Preparations under way for new larger influx to Bangladesh, as Myanmar arrivals surge
UNHCR is working with the Bangladesh authorities on a transit centre to prepare for a potential refugee influx in the coming days. This is in view of yesterday’s sudden increase in in people arriving from Myanmar.
Bangladesh border guards say that more than 11,000 Rohingya refugees crossed by land on Monday into south-eastern Bangladesh through several points.
UNHCR sources say that many of the new refugees came from the Buthidaung area in Myanmar’s northern Rakhine state. Buthidaung town is some 25 kilometres east of Maungdaw. Some said they fled torching and killings back home; one boy was seen with a big gash across his neck. Others said they left in fear ahead of anticipated violence.

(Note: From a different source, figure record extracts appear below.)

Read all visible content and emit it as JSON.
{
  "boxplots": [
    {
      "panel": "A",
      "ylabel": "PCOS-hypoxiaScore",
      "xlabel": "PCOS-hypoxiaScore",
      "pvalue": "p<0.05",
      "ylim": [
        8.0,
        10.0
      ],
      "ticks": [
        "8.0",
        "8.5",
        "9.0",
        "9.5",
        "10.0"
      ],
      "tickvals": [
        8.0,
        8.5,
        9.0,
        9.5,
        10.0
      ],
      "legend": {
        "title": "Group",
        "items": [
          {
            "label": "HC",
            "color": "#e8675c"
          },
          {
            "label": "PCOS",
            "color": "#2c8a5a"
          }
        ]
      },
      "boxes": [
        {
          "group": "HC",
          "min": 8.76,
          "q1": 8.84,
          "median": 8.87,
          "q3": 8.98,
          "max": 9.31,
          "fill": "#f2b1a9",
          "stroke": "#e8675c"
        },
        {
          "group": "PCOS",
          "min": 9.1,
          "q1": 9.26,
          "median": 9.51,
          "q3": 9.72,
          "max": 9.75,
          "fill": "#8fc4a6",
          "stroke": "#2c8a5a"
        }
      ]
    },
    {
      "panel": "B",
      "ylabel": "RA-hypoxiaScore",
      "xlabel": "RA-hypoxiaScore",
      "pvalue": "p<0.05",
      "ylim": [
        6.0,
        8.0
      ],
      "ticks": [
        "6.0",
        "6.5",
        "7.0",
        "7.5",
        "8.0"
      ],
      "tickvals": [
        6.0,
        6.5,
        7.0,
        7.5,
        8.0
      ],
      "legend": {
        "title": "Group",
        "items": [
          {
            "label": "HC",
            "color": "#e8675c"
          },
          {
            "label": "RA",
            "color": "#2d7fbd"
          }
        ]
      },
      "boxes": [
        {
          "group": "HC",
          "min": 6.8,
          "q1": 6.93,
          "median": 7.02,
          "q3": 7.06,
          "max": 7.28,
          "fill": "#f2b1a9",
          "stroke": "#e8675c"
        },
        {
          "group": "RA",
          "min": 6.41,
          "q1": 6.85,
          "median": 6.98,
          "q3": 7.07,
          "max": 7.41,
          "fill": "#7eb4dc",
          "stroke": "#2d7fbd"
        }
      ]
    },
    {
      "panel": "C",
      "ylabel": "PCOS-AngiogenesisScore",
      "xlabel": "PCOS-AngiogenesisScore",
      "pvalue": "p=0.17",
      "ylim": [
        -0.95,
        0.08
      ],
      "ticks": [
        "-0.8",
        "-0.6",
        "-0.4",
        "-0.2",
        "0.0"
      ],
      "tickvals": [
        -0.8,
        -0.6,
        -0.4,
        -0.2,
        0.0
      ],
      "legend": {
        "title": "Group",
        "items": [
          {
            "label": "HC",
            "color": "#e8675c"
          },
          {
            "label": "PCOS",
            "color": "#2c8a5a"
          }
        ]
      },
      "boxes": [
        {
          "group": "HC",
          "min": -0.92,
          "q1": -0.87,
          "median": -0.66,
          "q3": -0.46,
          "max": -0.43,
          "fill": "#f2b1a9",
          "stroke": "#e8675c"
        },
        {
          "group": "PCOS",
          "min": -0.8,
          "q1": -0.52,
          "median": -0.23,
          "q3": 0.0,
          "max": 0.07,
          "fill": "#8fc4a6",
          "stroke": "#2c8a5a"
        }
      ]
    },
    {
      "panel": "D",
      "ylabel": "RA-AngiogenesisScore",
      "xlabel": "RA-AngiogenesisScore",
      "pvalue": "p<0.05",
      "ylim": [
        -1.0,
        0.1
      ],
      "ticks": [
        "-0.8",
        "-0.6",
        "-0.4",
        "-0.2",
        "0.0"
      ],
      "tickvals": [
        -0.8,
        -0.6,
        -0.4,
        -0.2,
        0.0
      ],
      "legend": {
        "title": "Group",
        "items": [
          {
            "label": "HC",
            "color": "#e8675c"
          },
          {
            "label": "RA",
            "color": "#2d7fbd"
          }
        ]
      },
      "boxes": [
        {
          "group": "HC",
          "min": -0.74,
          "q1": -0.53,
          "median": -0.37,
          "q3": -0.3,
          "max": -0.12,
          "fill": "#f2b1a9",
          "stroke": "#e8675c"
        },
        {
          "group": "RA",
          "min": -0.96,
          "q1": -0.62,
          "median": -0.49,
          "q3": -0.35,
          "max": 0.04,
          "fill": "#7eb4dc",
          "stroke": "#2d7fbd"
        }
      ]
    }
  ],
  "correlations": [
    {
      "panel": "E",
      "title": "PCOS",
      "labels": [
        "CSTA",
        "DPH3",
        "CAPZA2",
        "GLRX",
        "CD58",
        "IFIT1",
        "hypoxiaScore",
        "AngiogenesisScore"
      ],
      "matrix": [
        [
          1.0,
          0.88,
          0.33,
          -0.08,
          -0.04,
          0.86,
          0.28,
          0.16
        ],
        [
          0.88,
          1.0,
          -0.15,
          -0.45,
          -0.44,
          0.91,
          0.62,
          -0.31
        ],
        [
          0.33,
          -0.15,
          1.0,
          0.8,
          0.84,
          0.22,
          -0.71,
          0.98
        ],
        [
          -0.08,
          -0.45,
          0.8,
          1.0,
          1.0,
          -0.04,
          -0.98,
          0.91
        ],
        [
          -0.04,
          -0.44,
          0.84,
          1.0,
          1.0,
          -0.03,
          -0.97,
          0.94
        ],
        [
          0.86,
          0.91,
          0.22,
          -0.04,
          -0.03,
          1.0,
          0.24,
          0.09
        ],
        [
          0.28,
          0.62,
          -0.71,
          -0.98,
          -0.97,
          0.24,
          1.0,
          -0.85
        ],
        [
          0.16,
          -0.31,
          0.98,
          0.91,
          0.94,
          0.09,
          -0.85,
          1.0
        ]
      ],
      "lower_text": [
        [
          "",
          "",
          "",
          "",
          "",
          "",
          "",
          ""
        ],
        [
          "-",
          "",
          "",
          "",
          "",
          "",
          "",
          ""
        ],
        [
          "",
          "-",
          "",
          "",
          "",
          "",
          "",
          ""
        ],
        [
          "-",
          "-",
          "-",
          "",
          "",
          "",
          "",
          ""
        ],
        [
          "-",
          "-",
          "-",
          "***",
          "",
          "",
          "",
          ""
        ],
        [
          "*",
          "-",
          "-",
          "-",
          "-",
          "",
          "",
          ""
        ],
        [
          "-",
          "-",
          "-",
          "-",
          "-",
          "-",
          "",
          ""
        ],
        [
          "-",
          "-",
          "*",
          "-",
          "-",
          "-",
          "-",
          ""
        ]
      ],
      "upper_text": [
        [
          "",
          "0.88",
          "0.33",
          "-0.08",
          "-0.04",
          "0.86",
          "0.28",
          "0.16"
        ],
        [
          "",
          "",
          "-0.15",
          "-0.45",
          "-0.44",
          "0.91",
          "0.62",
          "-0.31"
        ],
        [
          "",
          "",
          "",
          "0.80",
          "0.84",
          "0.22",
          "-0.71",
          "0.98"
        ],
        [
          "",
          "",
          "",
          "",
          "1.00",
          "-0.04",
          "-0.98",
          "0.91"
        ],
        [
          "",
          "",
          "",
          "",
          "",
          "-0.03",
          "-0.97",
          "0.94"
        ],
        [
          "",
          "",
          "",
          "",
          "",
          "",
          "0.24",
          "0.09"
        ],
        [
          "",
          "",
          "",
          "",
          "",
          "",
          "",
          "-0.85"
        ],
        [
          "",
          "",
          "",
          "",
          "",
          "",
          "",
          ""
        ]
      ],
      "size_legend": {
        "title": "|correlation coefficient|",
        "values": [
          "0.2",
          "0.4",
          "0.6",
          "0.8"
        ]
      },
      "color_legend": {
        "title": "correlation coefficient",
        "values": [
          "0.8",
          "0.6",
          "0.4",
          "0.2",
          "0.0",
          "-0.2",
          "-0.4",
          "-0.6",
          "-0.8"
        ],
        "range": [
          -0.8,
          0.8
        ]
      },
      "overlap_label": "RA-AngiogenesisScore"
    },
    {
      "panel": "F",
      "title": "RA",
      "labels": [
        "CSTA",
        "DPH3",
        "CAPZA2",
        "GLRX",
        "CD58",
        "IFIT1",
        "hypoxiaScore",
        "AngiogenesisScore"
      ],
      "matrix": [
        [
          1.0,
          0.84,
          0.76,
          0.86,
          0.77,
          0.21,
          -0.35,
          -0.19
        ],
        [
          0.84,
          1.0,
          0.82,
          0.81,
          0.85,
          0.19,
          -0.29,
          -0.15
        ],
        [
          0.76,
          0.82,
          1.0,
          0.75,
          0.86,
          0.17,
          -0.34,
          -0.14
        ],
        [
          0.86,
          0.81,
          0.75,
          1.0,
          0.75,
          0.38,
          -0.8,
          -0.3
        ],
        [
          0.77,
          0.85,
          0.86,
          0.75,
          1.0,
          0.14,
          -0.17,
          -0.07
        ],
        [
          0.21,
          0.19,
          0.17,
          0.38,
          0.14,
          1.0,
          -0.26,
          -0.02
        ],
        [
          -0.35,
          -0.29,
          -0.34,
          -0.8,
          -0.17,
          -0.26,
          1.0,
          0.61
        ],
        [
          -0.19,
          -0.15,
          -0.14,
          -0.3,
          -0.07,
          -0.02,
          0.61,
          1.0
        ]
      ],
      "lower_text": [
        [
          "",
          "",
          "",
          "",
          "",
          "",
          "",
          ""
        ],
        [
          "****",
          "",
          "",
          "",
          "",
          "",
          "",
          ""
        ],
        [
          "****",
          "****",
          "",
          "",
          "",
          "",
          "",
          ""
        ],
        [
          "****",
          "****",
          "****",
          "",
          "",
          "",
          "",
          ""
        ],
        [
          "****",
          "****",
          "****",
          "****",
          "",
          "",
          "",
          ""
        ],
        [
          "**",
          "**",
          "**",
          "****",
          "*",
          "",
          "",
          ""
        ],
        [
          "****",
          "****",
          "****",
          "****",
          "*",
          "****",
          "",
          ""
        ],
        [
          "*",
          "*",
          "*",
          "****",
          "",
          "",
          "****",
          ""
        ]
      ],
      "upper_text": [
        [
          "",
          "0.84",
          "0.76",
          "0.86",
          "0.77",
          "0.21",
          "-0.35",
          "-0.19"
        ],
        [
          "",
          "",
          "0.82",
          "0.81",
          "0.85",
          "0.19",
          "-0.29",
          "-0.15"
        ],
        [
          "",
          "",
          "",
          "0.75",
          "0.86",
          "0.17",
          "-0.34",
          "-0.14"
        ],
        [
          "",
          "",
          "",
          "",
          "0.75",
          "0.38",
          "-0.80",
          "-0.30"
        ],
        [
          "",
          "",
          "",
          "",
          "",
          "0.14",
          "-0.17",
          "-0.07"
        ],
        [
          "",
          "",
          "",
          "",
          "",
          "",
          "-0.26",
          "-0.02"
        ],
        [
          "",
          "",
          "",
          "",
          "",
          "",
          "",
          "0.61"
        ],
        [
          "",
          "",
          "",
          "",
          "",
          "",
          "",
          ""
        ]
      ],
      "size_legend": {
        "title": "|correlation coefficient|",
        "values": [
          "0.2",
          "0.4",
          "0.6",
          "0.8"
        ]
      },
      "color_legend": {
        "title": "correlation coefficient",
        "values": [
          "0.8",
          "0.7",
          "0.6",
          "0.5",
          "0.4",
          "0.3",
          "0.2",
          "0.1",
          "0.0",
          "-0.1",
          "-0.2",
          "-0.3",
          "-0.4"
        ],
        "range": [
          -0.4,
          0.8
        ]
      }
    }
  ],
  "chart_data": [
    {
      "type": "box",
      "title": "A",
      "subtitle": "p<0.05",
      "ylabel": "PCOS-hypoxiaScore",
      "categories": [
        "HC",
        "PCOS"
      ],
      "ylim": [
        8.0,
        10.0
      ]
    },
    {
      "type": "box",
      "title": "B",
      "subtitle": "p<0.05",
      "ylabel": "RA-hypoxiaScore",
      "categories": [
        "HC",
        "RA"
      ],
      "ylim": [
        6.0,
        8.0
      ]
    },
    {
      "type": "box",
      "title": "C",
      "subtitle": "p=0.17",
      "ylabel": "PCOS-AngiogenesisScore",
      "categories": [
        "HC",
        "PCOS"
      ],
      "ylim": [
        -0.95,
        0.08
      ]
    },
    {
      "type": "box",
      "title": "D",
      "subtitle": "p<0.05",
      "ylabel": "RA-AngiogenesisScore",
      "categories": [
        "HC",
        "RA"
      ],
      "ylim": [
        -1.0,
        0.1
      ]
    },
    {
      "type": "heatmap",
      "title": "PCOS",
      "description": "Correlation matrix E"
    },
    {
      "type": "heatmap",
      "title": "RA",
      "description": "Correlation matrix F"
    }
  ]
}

To reach Bangladesh, they walked for up to 14 days. Many were carrying children and baskets containing whatever they could pack at short notice. They waded through marshland before swimming across the Naf river that divides the two countries. Many women and children could not swim and had to ride piggyback on volunteer swimmers. Some used inflated plastic bags and UNHCR tarpaulins as makeshift flotation devices.
The new arrivals have now been moved away from the border areas into established camps and settlements in the Kutupalong and Balukhali area. UNHCR has trucked in plastic sheets and jerry cans for water. We are also coordinating with the government and partners to provide urgent services – food, water and healthcare – to these new refugees.
To prepare for possible further new arrivals, UNHCR’s government counterpart, the Refugee Relief and Repatriation Commission (RRRC), has agreed to set up small first aid stations at entry points to provide water and attention for major medical emergencies among the fresh arrivals.
In addition, we are working with the authorities to identify a suitable site for a transit centre in the area. RRRC and UNHCR will lead preparedness activities with partner agencies.